Acabada la tarea, sacude sus manos resentidas y se permite un último desahogo:”He parido siete hijos— le susurra al difunto—, pero querer, lo que se dice querer, sólo quiero a Paquito. Que lo sepas”. Luego, abre la ventana para ventilar la alcoba y observa como un  bellísimo cielo otoñal se cuela en el espejo de la cómoda.

10 Respuestas

  1. Barceló Martínez

    Hola, María José.
    Diferentes motivos me han mantenido un poco alejado del blog durante un tiempo. Que están siendo tiempos difíciles para todo el mundo no es ningún secreto. Lo primero que quería era agradecerte tu comentario de la convocatoria anterior. Mi respuesta llegó muy a destiempo con lo que no sé si la leerías, espero que sí.
    Acerca de este relato, decirte que está narrado, como nos tienes acostumbrados, con maestría. Una historia un tanto triste de vidas atribuladas, nadie debería permanecer junto a otra persona si no hay amor, siempre he creído que eso es vivir una mentira a dos bandas, pero desgraciadamente esto no ha sido nada poco habitual en la historia y me atrevería a decir que, aunque han cambiado mucho las cosas, aún hay gente que vive esa clase de mentira.
    Quiero felicitarte por tus recientes éxitos en ENTC, sin duda, más que merecidos. Quise participar en el «ENTCERRADOS EXTRA», pero llegué tarde.
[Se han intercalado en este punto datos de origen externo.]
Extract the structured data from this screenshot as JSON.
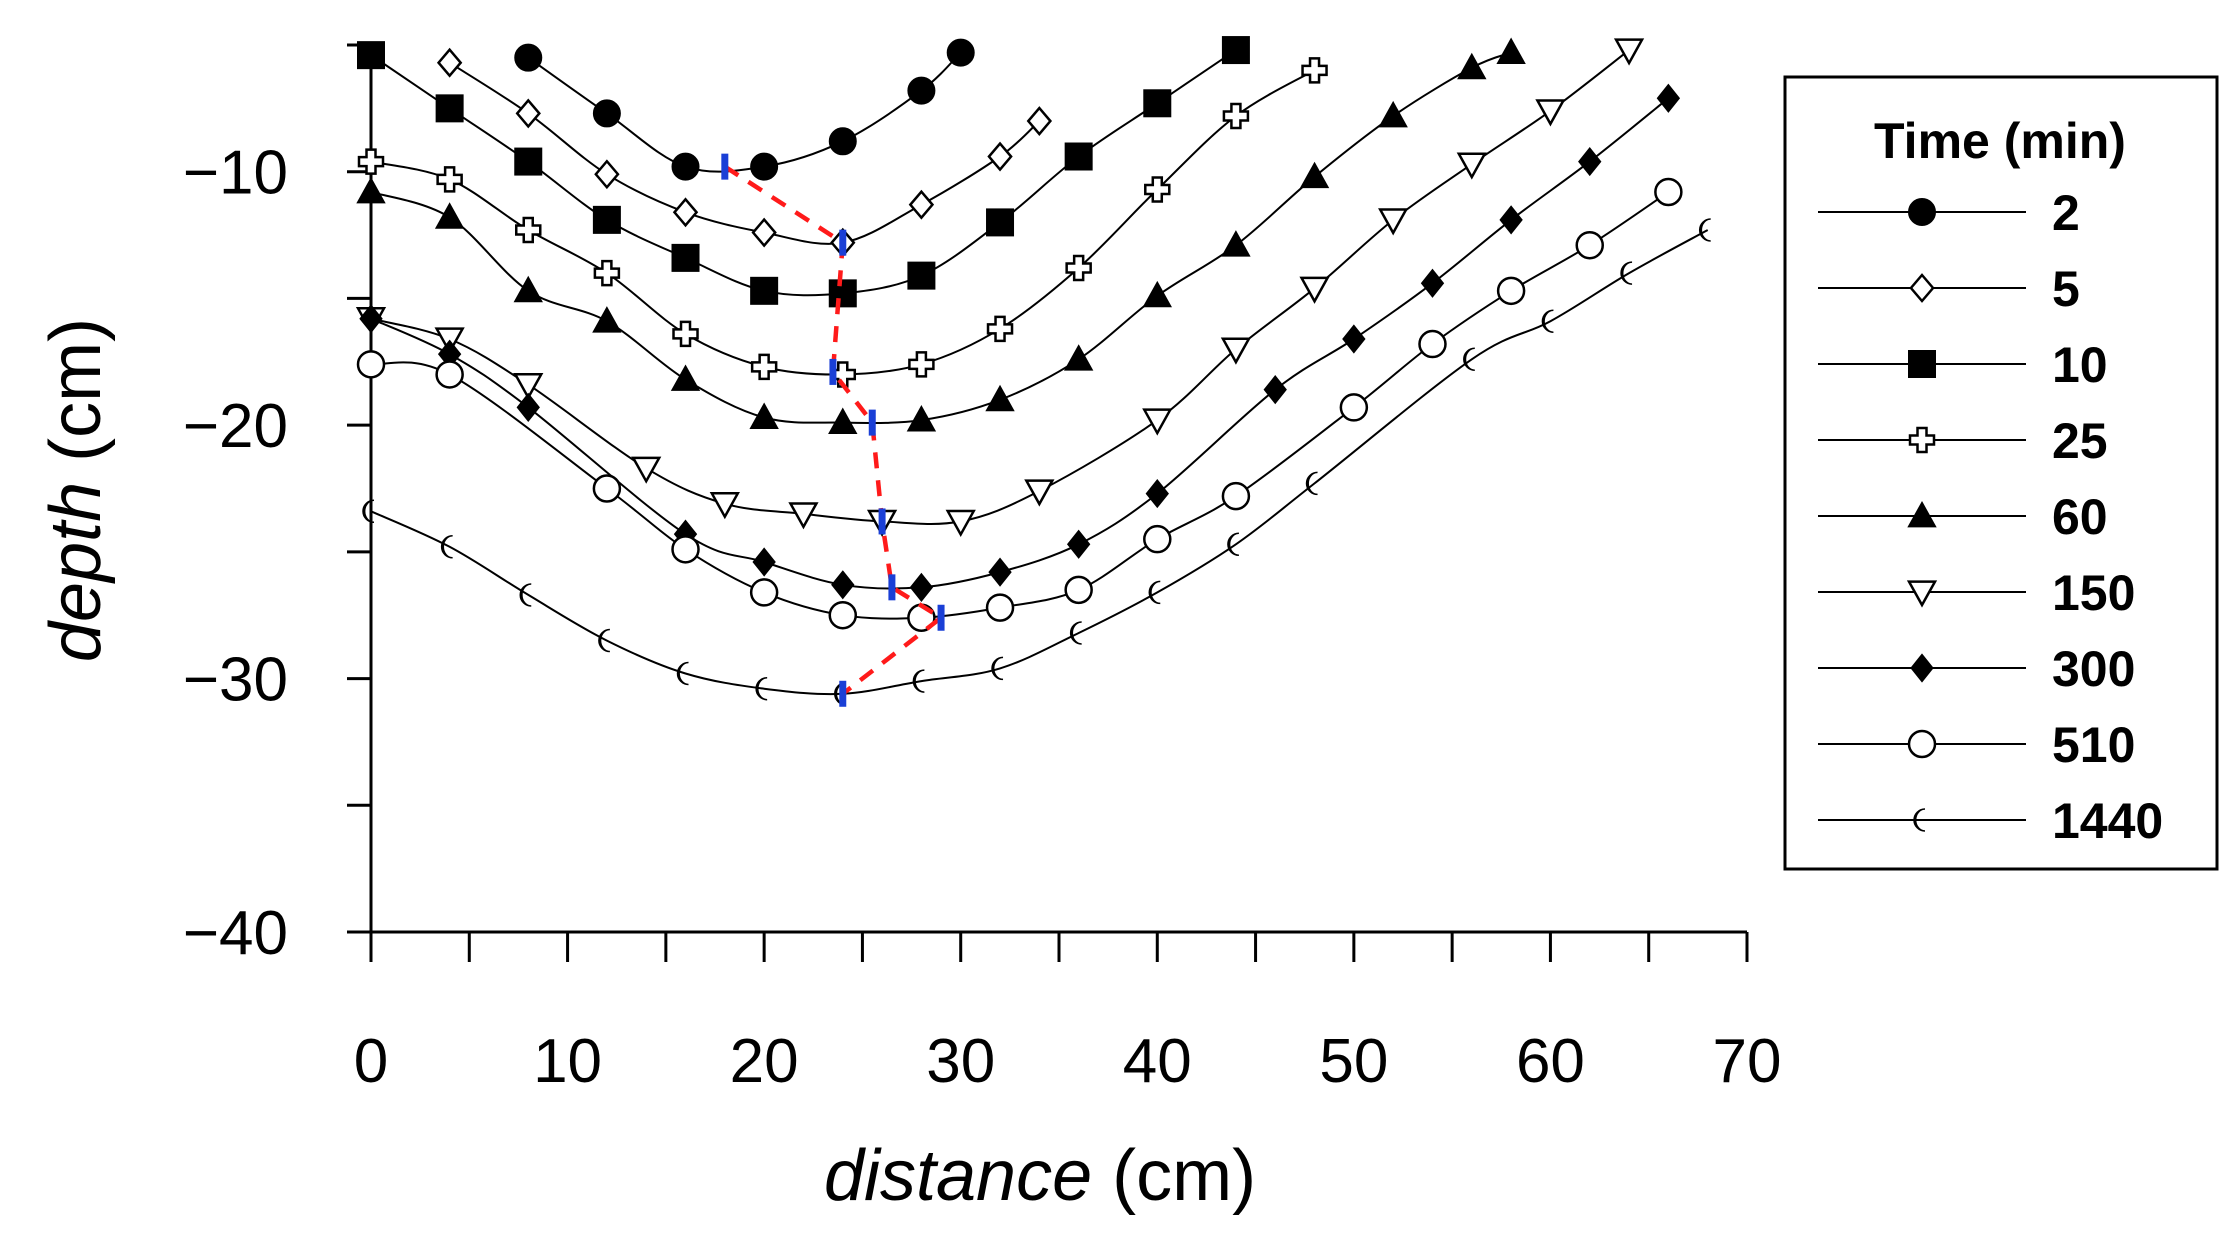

Hubiera dado todo lo mejor de mi por intentar hacerme con ese premiazo, ni más ni menos, que una ilustración tuya.
    Deseo que estéis muy bien tú y los tuyos y que esto, dentro de poco, solo sea una historia más que contar, aunque sea una que hayamos vivido en primera persona.
    Un cariñoso abrazo.

  2. María José Escudero

    Hola, Ángel . Me alegra muchísimo tu visita. Te lo agradezco de veras. Ya he advertido que has estado un poquito alejado. Por supuesto que leí tu respuesta a mi comentario. Mire unas cuantas veces porque estaba segura de que contestarías. Gracias por tus felicitaciones.
    Yo también espero y deseo que esto pase pronto, y pasará, seguro. Con paciencia y responsabilidad saldremos adelante. Cuida y cuídate. Un abrazo y nos leemos.

  3. María José Escudero

    Muchísimas gracias, Rafa por la visita y por tu amabilísimo comentario. Estar en tu quiniela es uno de los mejores elogios. Gracias de nuevo y un beso desde este encierro necesario.

  4. Ángel Saiz Mora

    Toda muerte nos hace pensar, nos preocupa y nos recuerda la nuestra, tanto más, cuanto más cerca nos toca. La de un marido no puede ser menos, aunque, en este caso, el susodicho se ganó a pulso que, en lugar de lágrimas y pesar, su marcha solo produjese alivio. Desconocía que el color malva se asociase a ese sentimiento, a la vez que al luto, algo muy apropiado para el tema de la moda y para este relato, como también lo es el que esté unido al Día de la Mujer, cuyos derechos se siguen viendo aún, en demasiadas ocasiones, pisoteados. Ese alivio también se manifiesta al final, con el aire que penetra triunfal en ese hogar para terminar de limpiarlo de un ambiente tóxico y opresivo, con la confesión de que el padre de su hijo más querido es alguien que la consoló y quiso: el médico del pueblo.
    Una trama muy bien desarrollada, una lectura elegante, una mujer luchadora y un mensaje justo.
    Un abrazo y suerte, María José

    1. María José Escudero

      El alivio de luto tiene sus colores: grises, violetas, malvas…En este caso el color elegido por la protagonista es el malva, porque, al hacer inventario de su vida junto a su difunto marido, es el color más coherente con su ánimo. En este caso también, como tú señalas, es el color de las mujeres que reivindican dignidad.
      Muchísimas gracias, Ángel por tu grata visita y por tu siempre amable y acertado comentario. Un abrazo, Ángel. Gracias.

      1. María José Escudero

        Muchísimas gracias, me alegra muchísimo tu visita y no digamos el comentario. Un abrazo desde Santander. Cuidaos mucho, Jesus.

  5. María José Escudero

    Hola, Pablo: Muchisimas gracias por acercarte y comentar. Me alegra mucho que te haya gustado el relato. Gracias de nuevo y un abrazo ( abrazote) desde Santander. Nos leemos.